In Close to Home, we have two main plot lines; that of Sarah McAdams and her daughters returning to Sarah’s childhood home to renovate the grand but dilapidated house, and the kidnapping of local teenage girls. Of course, when you have two avenues like this within a book, you know they are eventually going to link up – unfortunately it is pretty obvious how they are going to link up, and so you spend much of the time just waiting for that to happen.

Although I would say this a ‘readable’ story; I wouldn’t particularly call it very enjoyable. Yes there was a bit of mystery to pique my interest, and a little bit of leading me up the garden path as well, however this was overshadowed as there were just far too many flaws.

First of all it was all a bit trite; the old haunted house, the repressed memories, the rekindled high school love (literally with the boy-next-door!), the small town life, the difficult mother/daughter relationship, the tensions between the rebellious teen and the popular girl and the naturally ensuing stealing of the boyfriend… I could go on!

Then there was the fact that there was such an array of characters and yet I couldn’t find a single one to like. Sarah’s relationship with her daughters makes for uncomfortable reading. I get that they are unhappy about having to up sticks to the land that time forgot, but there seemed to be zero love between the three. 17 year-old Jade hated her mother for dragging her from her friends, boyfriend, etc, (although this meant she was missing a grand total of, I think, two) and 12 year-old Gracie seemed to believe everyone was beneath her, and was also completely and utterly useless at foreseeing the coming danger to her family considering how “gifted” she was with the premonitions and such.

As for the ‘love interest’ Clint Walsh, well he was more wooden than the picket fence dividing their properties, and seemed to be there purely for the want of a bit of forced romance.

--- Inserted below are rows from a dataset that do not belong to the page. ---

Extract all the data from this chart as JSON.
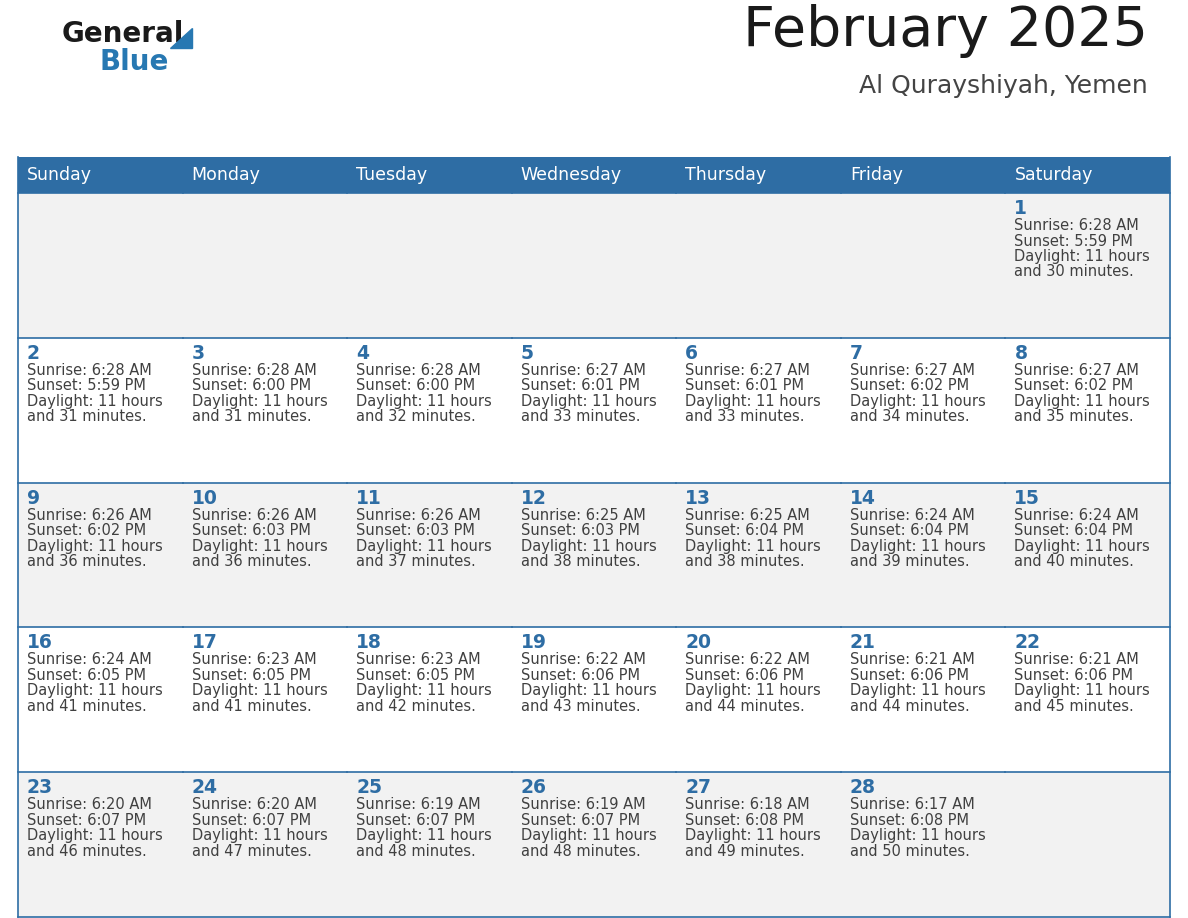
{
  "title": "February 2025",
  "subtitle": "Al Qurayshiyah, Yemen",
  "days_of_week": [
    "Sunday",
    "Monday",
    "Tuesday",
    "Wednesday",
    "Thursday",
    "Friday",
    "Saturday"
  ],
  "header_bg": "#2E6DA4",
  "header_text_color": "#FFFFFF",
  "cell_bg_odd": "#F2F2F2",
  "cell_bg_even": "#FFFFFF",
  "border_color": "#2E6DA4",
  "day_num_color": "#2E6DA4",
  "info_text_color": "#404040",
  "title_color": "#1a1a1a",
  "subtitle_color": "#444444",
  "logo_general_color": "#1a1a1a",
  "logo_blue_color": "#2778B2",
  "calendar_data": [
    [
      null,
      null,
      null,
      null,
      null,
      null,
      {
        "day": 1,
        "sunrise": "6:28 AM",
        "sunset": "5:59 PM",
        "daylight": "11 hours",
        "daylight2": "and 30 minutes."
      }
    ],
    [
      {
        "day": 2,
        "sunrise": "6:28 AM",
        "sunset": "5:59 PM",
        "daylight": "11 hours",
        "daylight2": "and 31 minutes."
      },
      {
        "day": 3,
        "sunrise": "6:28 AM",
        "sunset": "6:00 PM",
        "daylight": "11 hours",
        "daylight2": "and 31 minutes."
      },
      {
        "day": 4,
        "sunrise": "6:28 AM",
        "sunset": "6:00 PM",
        "daylight": "11 hours",
        "daylight2": "and 32 minutes."
      },
      {
        "day": 5,
        "sunrise": "6:27 AM",
        "sunset": "6:01 PM",
        "daylight": "11 hours",
        "daylight2": "and 33 minutes."
      },
      {
        "day": 6,
        "sunrise": "6:27 AM",
        "sunset": "6:01 PM",
        "daylight": "11 hours",
        "daylight2": "and 33 minutes."
      },
      {
        "day": 7,
        "sunrise": "6:27 AM",
        "sunset": "6:02 PM",
        "daylight": "11 hours",
        "daylight2": "and 34 minutes."
      },
      {
        "day": 8,
        "sunrise": "6:27 AM",
        "sunset": "6:02 PM",
        "daylight": "11 hours",
        "daylight2": "and 35 minutes."
      }
    ],
    [
      {
        "day": 9,
        "sunrise": "6:26 AM",
        "sunset": "6:02 PM",
        "daylight": "11 hours",
        "daylight2": "and 36 minutes."
      },
      {
        "day": 10,
        "sunrise": "6:26 AM",
        "sunset": "6:03 PM",
        "daylight": "11 hours",
        "daylight2": "and 36 minutes."
      },
      {
        "day": 11,
        "sunrise": "6:26 AM",
        "sunset": "6:03 PM",
        "daylight": "11 hours",
        "daylight2": "and 37 minutes."
      },
      {
        "day": 12,
        "sunrise": "6:25 AM",
        "sunset": "6:03 PM",
        "daylight": "11 hours",
        "daylight2": "and 38 minutes."
      },
      {
        "day": 13,
        "sunrise": "6:25 AM",
        "sunset": "6:04 PM",
        "daylight": "11 hours",
        "daylight2": "and 38 minutes."
      },
      {
        "day": 14,
        "sunrise": "6:24 AM",
        "sunset": "6:04 PM",
        "daylight": "11 hours",
        "daylight2": "and 39 minutes."
      },
      {
        "day": 15,
        "sunrise": "6:24 AM",
        "sunset": "6:04 PM",
        "daylight": "11 hours",
        "daylight2": "and 40 minutes."
      }
    ],
    [
      {
        "day": 16,
        "sunrise": "6:24 AM",
        "sunset": "6:05 PM",
        "daylight": "11 hours",
        "daylight2": "and 41 minutes."
      },
      {
        "day": 17,
        "sunrise": "6:23 AM",
        "sunset": "6:05 PM",
        "daylight": "11 hours",
        "daylight2": "and 41 minutes."
      },
      {
        "day": 18,
        "sunrise": "6:23 AM",
        "sunset": "6:05 PM",
        "daylight": "11 hours",
        "daylight2": "and 42 minutes."
      },
      {
        "day": 19,
        "sunrise": "6:22 AM",
        "sunset": "6:06 PM",
        "daylight": "11 hours",
        "daylight2": "and 43 minutes."
      },
      {
        "day": 20,
        "sunrise": "6:22 AM",
        "sunset": "6:06 PM",
        "daylight": "11 hours",
        "daylight2": "and 44 minutes."
      },
      {
        "day": 21,
        "sunrise": "6:21 AM",
        "sunset": "6:06 PM",
        "daylight": "11 hours",
        "daylight2": "and 44 minutes."
      },
      {
        "day": 22,
        "sunrise": "6:21 AM",
        "sunset": "6:06 PM",
        "daylight": "11 hours",
        "daylight2": "and 45 minutes."
      }
    ],
    [
      {
        "day": 23,
        "sunrise": "6:20 AM",
        "sunset": "6:07 PM",
        "daylight": "11 hours",
        "daylight2": "and 46 minutes."
      },
      {
        "day": 24,
        "sunrise": "6:20 AM",
        "sunset": "6:07 PM",
        "daylight": "11 hours",
        "daylight2": "and 47 minutes."
      },
      {
        "day": 25,
        "sunrise": "6:19 AM",
        "sunset": "6:07 PM",
        "daylight": "11 hours",
        "daylight2": "and 48 minutes."
      },
      {
        "day": 26,
        "sunrise": "6:19 AM",
        "sunset": "6:07 PM",
        "daylight": "11 hours",
        "daylight2": "and 48 minutes."
      },
      {
        "day": 27,
        "sunrise": "6:18 AM",
        "sunset": "6:08 PM",
        "daylight": "11 hours",
        "daylight2": "and 49 minutes."
      },
      {
        "day": 28,
        "sunrise": "6:17 AM",
        "sunset": "6:08 PM",
        "daylight": "11 hours",
        "daylight2": "and 50 minutes."
      },
      null
    ]
  ]
}
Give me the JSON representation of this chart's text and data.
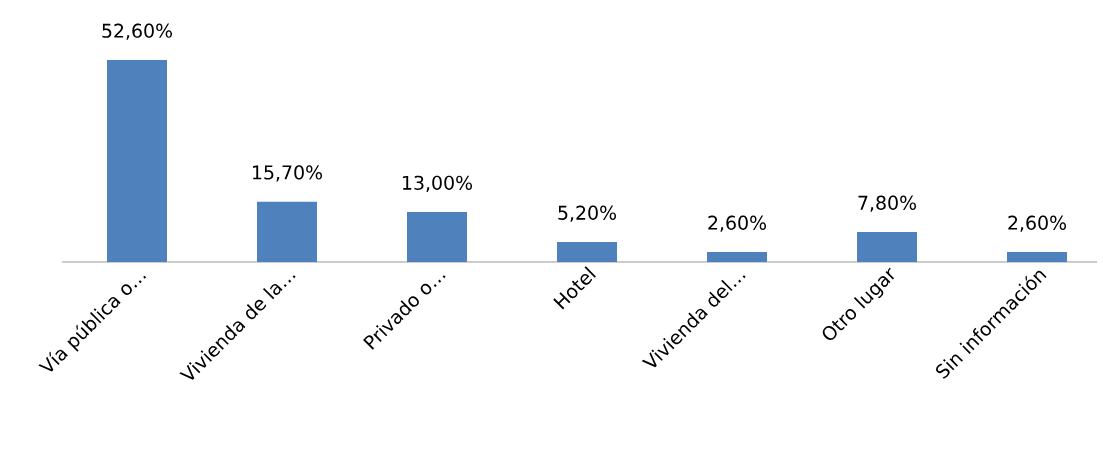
{
  "chart_data": {
    "type": "bar",
    "categories": [
      "Vía pública o…",
      "Vivienda de la…",
      "Privado o…",
      "Hotel",
      "Vivienda del…",
      "Otro lugar",
      "Sin información"
    ],
    "values": [
      52.6,
      15.7,
      13.0,
      5.2,
      2.6,
      7.8,
      2.6
    ],
    "value_labels": [
      "52,60%",
      "15,70%",
      "13,00%",
      "5,20%",
      "2,60%",
      "7,80%",
      "2,60%"
    ],
    "color": "#4f81bd"
  }
}
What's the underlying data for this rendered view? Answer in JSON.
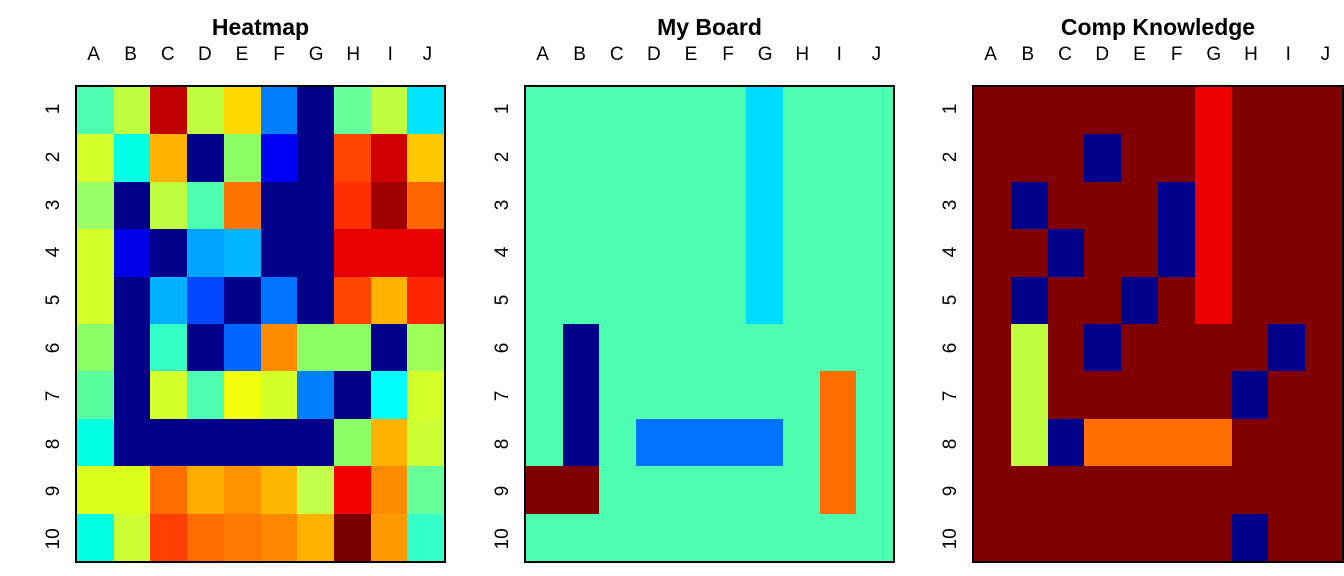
{
  "figure": {
    "background": "#FFFFFF",
    "plot_border_color": "#000000"
  },
  "chart_data": [
    {
      "type": "heatmap",
      "title": "Heatmap",
      "x_labels": [
        "A",
        "B",
        "C",
        "D",
        "E",
        "F",
        "G",
        "H",
        "I",
        "J"
      ],
      "y_labels": [
        "1",
        "2",
        "3",
        "4",
        "5",
        "6",
        "7",
        "8",
        "9",
        "10"
      ],
      "legend": "none",
      "cell_colors": [
        [
          "#4DFFB0",
          "#BFFF40",
          "#C00000",
          "#BFFF40",
          "#FFD900",
          "#0080FF",
          "#00008B",
          "#66FF99",
          "#BFFF40",
          "#00E5FF"
        ],
        [
          "#D4FF2B",
          "#00FFE5",
          "#FFB300",
          "#00008B",
          "#8CFF66",
          "#0000F2",
          "#00008B",
          "#FF4500",
          "#D00000",
          "#FFC800"
        ],
        [
          "#99FF66",
          "#00008B",
          "#BFFF40",
          "#4DFFB0",
          "#FF7300",
          "#00008B",
          "#00008B",
          "#FF3000",
          "#9E0000",
          "#FF6600"
        ],
        [
          "#D4FF2B",
          "#0000E6",
          "#00008B",
          "#00A4FF",
          "#00B4FF",
          "#00008B",
          "#00008B",
          "#E60000",
          "#E60000",
          "#E60000"
        ],
        [
          "#D4FF2B",
          "#00008B",
          "#00B0FF",
          "#0048FF",
          "#00008B",
          "#0073FF",
          "#00008B",
          "#FF4500",
          "#FFB300",
          "#FF2600"
        ],
        [
          "#8CFF66",
          "#00008B",
          "#33FFC4",
          "#00008B",
          "#0066FF",
          "#FF8C00",
          "#8CFF66",
          "#8CFF66",
          "#00008B",
          "#9EFF59"
        ],
        [
          "#59FF9E",
          "#00008B",
          "#D4FF2B",
          "#4DFFB0",
          "#F2FF0D",
          "#D4FF2B",
          "#0080FF",
          "#00008B",
          "#00FFFF",
          "#D4FF2B"
        ],
        [
          "#00FFE5",
          "#00008B",
          "#00008B",
          "#00008B",
          "#00008B",
          "#00008B",
          "#00008B",
          "#8CFF66",
          "#FFB300",
          "#CCFF33"
        ],
        [
          "#DBFF1A",
          "#DBFF1A",
          "#FF6D00",
          "#FFAD00",
          "#FF9400",
          "#FFB800",
          "#C3FF4A",
          "#F20000",
          "#FF8C00",
          "#66FF99"
        ],
        [
          "#00FFE5",
          "#CCFF33",
          "#FF4000",
          "#FF6D00",
          "#FF7A00",
          "#FF8800",
          "#FFB300",
          "#7A0000",
          "#FF9900",
          "#33FFC9"
        ]
      ]
    },
    {
      "type": "heatmap",
      "title": "My Board",
      "x_labels": [
        "A",
        "B",
        "C",
        "D",
        "E",
        "F",
        "G",
        "H",
        "I",
        "J"
      ],
      "y_labels": [
        "1",
        "2",
        "3",
        "4",
        "5",
        "6",
        "7",
        "8",
        "9",
        "10"
      ],
      "legend": "none",
      "cell_colors": [
        [
          "#4DFFB0",
          "#4DFFB0",
          "#4DFFB0",
          "#4DFFB0",
          "#4DFFB0",
          "#4DFFB0",
          "#00DCFF",
          "#4DFFB0",
          "#4DFFB0",
          "#4DFFB0"
        ],
        [
          "#4DFFB0",
          "#4DFFB0",
          "#4DFFB0",
          "#4DFFB0",
          "#4DFFB0",
          "#4DFFB0",
          "#00DCFF",
          "#4DFFB0",
          "#4DFFB0",
          "#4DFFB0"
        ],
        [
          "#4DFFB0",
          "#4DFFB0",
          "#4DFFB0",
          "#4DFFB0",
          "#4DFFB0",
          "#4DFFB0",
          "#00DCFF",
          "#4DFFB0",
          "#4DFFB0",
          "#4DFFB0"
        ],
        [
          "#4DFFB0",
          "#4DFFB0",
          "#4DFFB0",
          "#4DFFB0",
          "#4DFFB0",
          "#4DFFB0",
          "#00DCFF",
          "#4DFFB0",
          "#4DFFB0",
          "#4DFFB0"
        ],
        [
          "#4DFFB0",
          "#4DFFB0",
          "#4DFFB0",
          "#4DFFB0",
          "#4DFFB0",
          "#4DFFB0",
          "#00DCFF",
          "#4DFFB0",
          "#4DFFB0",
          "#4DFFB0"
        ],
        [
          "#4DFFB0",
          "#00008B",
          "#4DFFB0",
          "#4DFFB0",
          "#4DFFB0",
          "#4DFFB0",
          "#4DFFB0",
          "#4DFFB0",
          "#4DFFB0",
          "#4DFFB0"
        ],
        [
          "#4DFFB0",
          "#00008B",
          "#4DFFB0",
          "#4DFFB0",
          "#4DFFB0",
          "#4DFFB0",
          "#4DFFB0",
          "#4DFFB0",
          "#FF6D00",
          "#4DFFB0"
        ],
        [
          "#4DFFB0",
          "#00008B",
          "#4DFFB0",
          "#0073FF",
          "#0073FF",
          "#0073FF",
          "#0073FF",
          "#4DFFB0",
          "#FF6D00",
          "#4DFFB0"
        ],
        [
          "#800000",
          "#800000",
          "#4DFFB0",
          "#4DFFB0",
          "#4DFFB0",
          "#4DFFB0",
          "#4DFFB0",
          "#4DFFB0",
          "#FF6D00",
          "#4DFFB0"
        ],
        [
          "#4DFFB0",
          "#4DFFB0",
          "#4DFFB0",
          "#4DFFB0",
          "#4DFFB0",
          "#4DFFB0",
          "#4DFFB0",
          "#4DFFB0",
          "#4DFFB0",
          "#4DFFB0"
        ]
      ]
    },
    {
      "type": "heatmap",
      "title": "Comp Knowledge",
      "x_labels": [
        "A",
        "B",
        "C",
        "D",
        "E",
        "F",
        "G",
        "H",
        "I",
        "J"
      ],
      "y_labels": [
        "1",
        "2",
        "3",
        "4",
        "5",
        "6",
        "7",
        "8",
        "9",
        "10"
      ],
      "legend": "none",
      "cell_colors": [
        [
          "#800000",
          "#800000",
          "#800000",
          "#800000",
          "#800000",
          "#800000",
          "#EE0000",
          "#800000",
          "#800000",
          "#800000"
        ],
        [
          "#800000",
          "#800000",
          "#800000",
          "#00008B",
          "#800000",
          "#800000",
          "#EE0000",
          "#800000",
          "#800000",
          "#800000"
        ],
        [
          "#800000",
          "#00008B",
          "#800000",
          "#800000",
          "#800000",
          "#00008B",
          "#EE0000",
          "#800000",
          "#800000",
          "#800000"
        ],
        [
          "#800000",
          "#800000",
          "#00008B",
          "#800000",
          "#800000",
          "#00008B",
          "#EE0000",
          "#800000",
          "#800000",
          "#800000"
        ],
        [
          "#800000",
          "#00008B",
          "#800000",
          "#800000",
          "#00008B",
          "#800000",
          "#EE0000",
          "#800000",
          "#800000",
          "#800000"
        ],
        [
          "#800000",
          "#BFFF40",
          "#800000",
          "#00008B",
          "#800000",
          "#800000",
          "#800000",
          "#800000",
          "#00008B",
          "#800000"
        ],
        [
          "#800000",
          "#BFFF40",
          "#800000",
          "#800000",
          "#800000",
          "#800000",
          "#800000",
          "#00008B",
          "#800000",
          "#800000"
        ],
        [
          "#800000",
          "#BFFF40",
          "#00008B",
          "#FF6D00",
          "#FF6D00",
          "#FF6D00",
          "#FF6D00",
          "#800000",
          "#800000",
          "#800000"
        ],
        [
          "#800000",
          "#800000",
          "#800000",
          "#800000",
          "#800000",
          "#800000",
          "#800000",
          "#800000",
          "#800000",
          "#800000"
        ],
        [
          "#800000",
          "#800000",
          "#800000",
          "#800000",
          "#800000",
          "#800000",
          "#800000",
          "#00008B",
          "#800000",
          "#800000"
        ]
      ]
    }
  ]
}
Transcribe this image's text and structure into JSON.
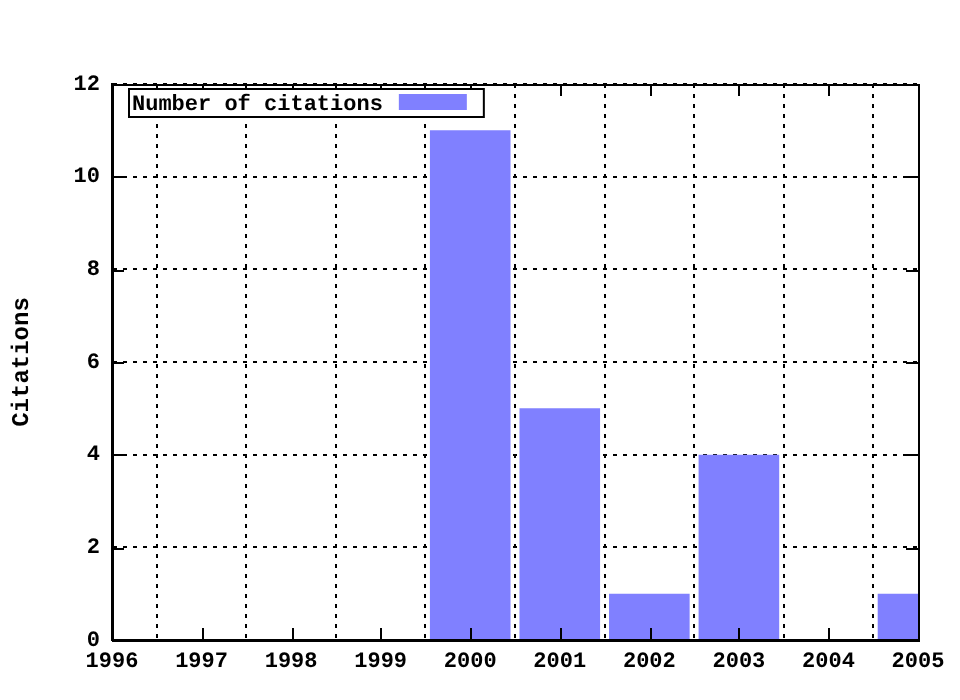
{
  "chart_data": {
    "type": "bar",
    "ylabel": "Citations",
    "x": [
      2000,
      2001,
      2002,
      2003,
      2005
    ],
    "series": [
      {
        "name": "Number of citations",
        "color": "#8080ff",
        "values": [
          11,
          5,
          1,
          4,
          1
        ]
      }
    ],
    "xlim": [
      1996,
      2005
    ],
    "xticks": [
      1996,
      1997,
      1998,
      1999,
      2000,
      2001,
      2002,
      2003,
      2004,
      2005
    ],
    "ylim": [
      0,
      12
    ],
    "yticks": [
      0,
      2,
      4,
      6,
      8,
      10,
      12
    ],
    "grid": true,
    "legend": "top left"
  }
}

Oh, and there is a whole paternity plot in there that I simply cannot fathom the necessity for. There are a good number of other characters in there that had the potential to be brilliant – but were all very meh… oh and the ex-boss, who had been on precisely three dates with Sarah before she called time on that ‘relationship’, playing the spoilt rich brat who doesn’t like “No!” who then decides to set up camp on her land with the old binoculars…really?!

The ‘twists’ in this story were not exactly very twisty; like I say I was led astray with one mystery regarding Sarah’s past and the flashbacks that she suffered since returning to the house, but where I kept thinking “I know this is what the writer wants me to think, so I wonder how she’ll spin it…” well it was “spun” precisely by being exactly the event I’d presumed but just with somebody else in the spotlight…and it was all a bit icky and didn’t fit the feel of the rest of the book. As for the kidnapping culprit, well we are naturally led to believe it is the local ‘no-gooder’, and so much is focussed on it being him that of course it wont be, will it? And so who was it??? Well obviously it was that guy that you in no way care about because, as his known character, he has had all of one appearance and two lines in the whole book!

I can absolutely guarantee that there will be people who really enjoy this book, I certainly didn’t hate it. But it just had far too much going on – most of which was completely unnecessary. Some of the fat needed cutting, and the lean seasoning.

My thanks to the publisher for providing this book for review.